Friday 20 June 2014

BARK

You kept away from their fires, but I was drawn to heat and the smell of food.  I loitered, whining and slavering.  When the man threw me meat I took it, but you wouldn’t touch it.  I returned to the man’s camp the next day and the next, while you hunted alone.

Curiosity drove me closer; I took meat from the man’s hand and let him touch my head.  I couldn’t look him in the eye, there was something horrible there, but his hands were gentle and his voice soothing.  He offered me a warm place to sleep.  There would be no need for hunting, I could guard his camp and pull his sledge with his dogs.  I knew what you thought, but while I’ve always been as strong and fast as you, I’m not as thick skinned.  I couldn’t bear the cold or the long days without food.
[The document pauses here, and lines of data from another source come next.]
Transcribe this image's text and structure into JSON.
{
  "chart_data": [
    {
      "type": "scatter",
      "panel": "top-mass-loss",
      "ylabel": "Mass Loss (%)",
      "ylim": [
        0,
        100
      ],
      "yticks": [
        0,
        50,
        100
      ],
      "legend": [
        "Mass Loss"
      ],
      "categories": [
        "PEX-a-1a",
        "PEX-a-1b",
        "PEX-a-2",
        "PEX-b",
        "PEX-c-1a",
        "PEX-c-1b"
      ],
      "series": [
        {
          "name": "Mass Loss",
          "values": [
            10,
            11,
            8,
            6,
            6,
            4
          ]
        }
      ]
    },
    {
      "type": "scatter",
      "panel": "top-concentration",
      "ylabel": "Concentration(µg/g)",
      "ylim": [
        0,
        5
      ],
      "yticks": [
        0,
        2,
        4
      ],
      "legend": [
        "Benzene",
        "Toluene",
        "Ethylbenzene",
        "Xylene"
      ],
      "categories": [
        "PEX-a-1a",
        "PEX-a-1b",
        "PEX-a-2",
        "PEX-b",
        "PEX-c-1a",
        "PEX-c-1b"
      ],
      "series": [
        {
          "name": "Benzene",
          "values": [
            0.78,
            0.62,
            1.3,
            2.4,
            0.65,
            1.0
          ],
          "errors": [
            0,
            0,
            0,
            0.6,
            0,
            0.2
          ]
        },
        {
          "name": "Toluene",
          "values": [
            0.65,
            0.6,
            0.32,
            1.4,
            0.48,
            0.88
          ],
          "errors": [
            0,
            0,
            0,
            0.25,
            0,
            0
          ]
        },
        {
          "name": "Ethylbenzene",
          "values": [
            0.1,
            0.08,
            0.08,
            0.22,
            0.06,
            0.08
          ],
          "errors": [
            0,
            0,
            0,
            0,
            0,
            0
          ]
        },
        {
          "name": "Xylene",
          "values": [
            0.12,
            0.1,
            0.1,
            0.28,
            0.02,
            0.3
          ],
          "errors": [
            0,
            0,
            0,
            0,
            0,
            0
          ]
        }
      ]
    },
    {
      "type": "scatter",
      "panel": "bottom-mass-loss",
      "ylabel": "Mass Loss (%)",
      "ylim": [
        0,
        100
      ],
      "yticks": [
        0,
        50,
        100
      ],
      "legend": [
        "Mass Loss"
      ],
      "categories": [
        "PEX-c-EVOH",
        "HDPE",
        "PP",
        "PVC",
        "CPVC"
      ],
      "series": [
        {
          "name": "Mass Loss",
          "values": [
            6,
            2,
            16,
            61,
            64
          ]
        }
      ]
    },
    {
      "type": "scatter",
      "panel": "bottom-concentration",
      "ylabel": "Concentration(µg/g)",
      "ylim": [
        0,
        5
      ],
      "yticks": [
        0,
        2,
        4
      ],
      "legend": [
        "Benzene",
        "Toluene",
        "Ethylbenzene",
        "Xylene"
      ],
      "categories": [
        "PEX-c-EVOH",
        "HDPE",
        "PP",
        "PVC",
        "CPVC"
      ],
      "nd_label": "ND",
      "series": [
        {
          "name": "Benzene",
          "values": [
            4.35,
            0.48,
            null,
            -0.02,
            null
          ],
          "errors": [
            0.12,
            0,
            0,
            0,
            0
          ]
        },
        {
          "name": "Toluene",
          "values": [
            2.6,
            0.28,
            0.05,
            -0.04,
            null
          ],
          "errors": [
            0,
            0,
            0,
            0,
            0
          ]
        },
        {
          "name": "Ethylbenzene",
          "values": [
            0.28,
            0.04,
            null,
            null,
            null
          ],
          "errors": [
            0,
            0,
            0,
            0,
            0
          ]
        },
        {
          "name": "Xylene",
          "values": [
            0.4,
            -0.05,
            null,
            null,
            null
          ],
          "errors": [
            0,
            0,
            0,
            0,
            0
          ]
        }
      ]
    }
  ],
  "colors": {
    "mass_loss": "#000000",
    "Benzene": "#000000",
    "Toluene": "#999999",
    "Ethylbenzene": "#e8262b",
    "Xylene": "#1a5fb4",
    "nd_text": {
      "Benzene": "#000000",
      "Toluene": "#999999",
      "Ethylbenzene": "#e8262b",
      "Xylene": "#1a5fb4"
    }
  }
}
The warm place to sleep was a cage, but it came with a fur blanket, fresh meat and a place near the fire.  At night I patrolled the edge of the camp, sometimes you came to see me, but I was not permitted to run through the forest with you.  I took my duty to protect the camp seriously.  At times, I’d hear you howl and I’d answer, but the man did not like this.  It made the dogs restless.  I should learn their language, he said and moved me into a cage with them.  I thought that once I learned to bark well, I would be allowed back into the cage I didn’t have to share, the one with the fur rug.

The sledge was heavy and the journeys long.  When I was on the diet of fresh meat it hadn’t mattered, but now I was in with the dogs, I was offered processed food from a container.  One night I was tired and fell asleep instead of patrolling the camp.  I woke to something sharp connecting with my ribs and the man yelled, his voice no longer soothing.

I patrolled slowly, hearing your faraway howl, but I didn’t answer for fear of angering the man.  The cage I lived in had been moved away from the fire and the dogs were shivering.  I crawled in with them for the limited sleep I would get before the day’s work.  I remembered those rare nights when you and I pointed noses to sky and rejoiced at the end of a successful day’s hunting.  I would not be strong enough to hunt now, the diet of tinned meat was not nutritious, my fur was dull and I was slower.  I hoped your thick skin still protected you from the cold that was in my bones.  I glanced across at the cage with the fur rug that used to be mine, there was something in it - the man was feeding fresh meat to another wolf and talking to it soothingly.

I looked at the bright stars above and thought of running those forest paths by your side, the scent of prey and the freedom and adventure ahead of us.  Here every day was the same and I suddenly knew that if you didn’t hear from me soon, you’d return to your old pack and I’d be trapped here forever.  I pointed my nose upwards to howl to you to come and get me, but all that came out was a bark that you would not recognise.